The Northeast U.S will see the approach of a cold front moving
through Ontario/Quebec, reaching the Northeastern U.S during peak
diurnal destabilization. Scattered showers and storms capable of
isolated heavy rain instances will occur from PA up through New
England and points east, especially into Southeast New England
where guidance maintains the highest precip forecast (1-2")
aligning well with the recent ML output from both the Graphcast and
AIFS from the ECMWF. The progressive nature of the convection will
limit the threat to marginal territories, although the urbanization
factors in-of the Lower Hudson up through Southern New England
could produce some locally enhanced risks if a storm overperforms.
The MRGL risk remains, but was extended south into northeastern PA
to account for the latest trends in guidance.

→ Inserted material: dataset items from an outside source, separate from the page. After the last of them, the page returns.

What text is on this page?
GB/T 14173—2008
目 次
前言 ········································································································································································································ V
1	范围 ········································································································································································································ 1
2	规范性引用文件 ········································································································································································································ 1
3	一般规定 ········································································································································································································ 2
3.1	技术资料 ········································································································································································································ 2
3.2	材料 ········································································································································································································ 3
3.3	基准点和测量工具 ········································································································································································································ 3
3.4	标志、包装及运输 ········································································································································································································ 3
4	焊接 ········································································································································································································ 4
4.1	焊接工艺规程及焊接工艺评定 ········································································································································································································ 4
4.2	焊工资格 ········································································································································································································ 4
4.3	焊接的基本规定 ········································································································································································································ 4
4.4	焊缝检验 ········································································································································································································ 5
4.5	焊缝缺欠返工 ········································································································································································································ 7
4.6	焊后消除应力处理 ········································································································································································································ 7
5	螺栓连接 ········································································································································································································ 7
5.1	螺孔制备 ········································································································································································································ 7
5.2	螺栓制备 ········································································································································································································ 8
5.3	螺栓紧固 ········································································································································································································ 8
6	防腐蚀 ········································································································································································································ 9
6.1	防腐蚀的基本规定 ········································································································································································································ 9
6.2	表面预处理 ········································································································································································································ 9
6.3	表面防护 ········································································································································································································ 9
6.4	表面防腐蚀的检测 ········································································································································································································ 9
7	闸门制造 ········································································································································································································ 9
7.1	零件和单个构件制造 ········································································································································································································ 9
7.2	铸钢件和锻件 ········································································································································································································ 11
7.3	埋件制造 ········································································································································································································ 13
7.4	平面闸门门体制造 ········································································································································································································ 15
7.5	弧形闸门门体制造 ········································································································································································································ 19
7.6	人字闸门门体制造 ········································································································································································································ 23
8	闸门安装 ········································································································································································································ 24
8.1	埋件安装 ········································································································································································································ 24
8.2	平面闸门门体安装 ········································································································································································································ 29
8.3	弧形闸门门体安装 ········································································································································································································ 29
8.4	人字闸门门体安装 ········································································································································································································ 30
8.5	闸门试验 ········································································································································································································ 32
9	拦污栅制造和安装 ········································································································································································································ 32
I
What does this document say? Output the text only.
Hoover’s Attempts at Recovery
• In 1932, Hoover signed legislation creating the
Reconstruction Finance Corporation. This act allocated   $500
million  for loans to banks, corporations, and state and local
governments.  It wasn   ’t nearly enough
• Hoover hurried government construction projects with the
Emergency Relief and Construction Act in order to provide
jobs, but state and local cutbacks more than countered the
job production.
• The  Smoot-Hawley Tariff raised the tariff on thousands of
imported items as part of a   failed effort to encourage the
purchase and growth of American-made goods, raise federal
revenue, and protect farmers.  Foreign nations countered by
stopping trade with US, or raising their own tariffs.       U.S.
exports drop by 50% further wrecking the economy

There are little changes with regards to the heavy rain potential
in the plains as a strong upper level disturbance exits northeast
out of the Four Corners with a strengthening low in the lee of the
Rockies. Scattered heavy rain signatures with some isolated totals
exceeding 2" are forecast currently, but would not be surprised if
a small SLGT risk ended up being introduced in future runs as we
introduce CAMs output and associated HREF probability fields. The
MRGL will suffice for the time-being.


...Previous Discussion...

...South Florida...

The frontal boundary will begin to sink south as a cold front
through central Florida during this period. Meanwhile tropical
moisture will persist across the state while now moving up the
eastern Seaboard. Guidance suggests this period to be less wet than
the last few days however the areal averages for southern and
central Florida are less than 2 inches. Given the multi-day heavy
rain event the threat for excessive rainfall and flooding concerns
will remain elevated for this period, therefore a Slight Risk
continues for South Florida and a Marginal Risk for central

...Rockies and Plains...

Anomalous moisture over much of the Rockies and adjacent Plains
will migrate eastward with time as a low pressure system exits
into the High Plains. Some higher QPF is expected near the higher
terrain of northeast New Mexico and eastern Colorado. Much Nebraska
and the surrounding area will have be near or north of the warm
front and could easily pick up 1 to 3 inches of rainfall. A vast
majority of this region has 3-hr FFG near 1.5/2 inches however
there are very isolated locations as low as 0.25 inch. A Marginal
Risk is in effect from northeast New Mexico to Iowa/Minnesota/South

...New England...

The shortwave and associated cold front will sweep through the
Great Lakes region and lift through the Northeast during this
period. Showers and thunderstorms are expected to spread much of
the Northeast however focusing the higher QPF values across
southern New England where tropical moisture will be advecting
northward into the region. Guidance does show variance on the
location and the max value but consensus seems to favor southern
New Hampshire/Maine where FFG is as low as 1.5/2 inches at this
time. Isolated instances of flooding may arise. A Marginal Risk
spans from southeast New York to Downeast Maine.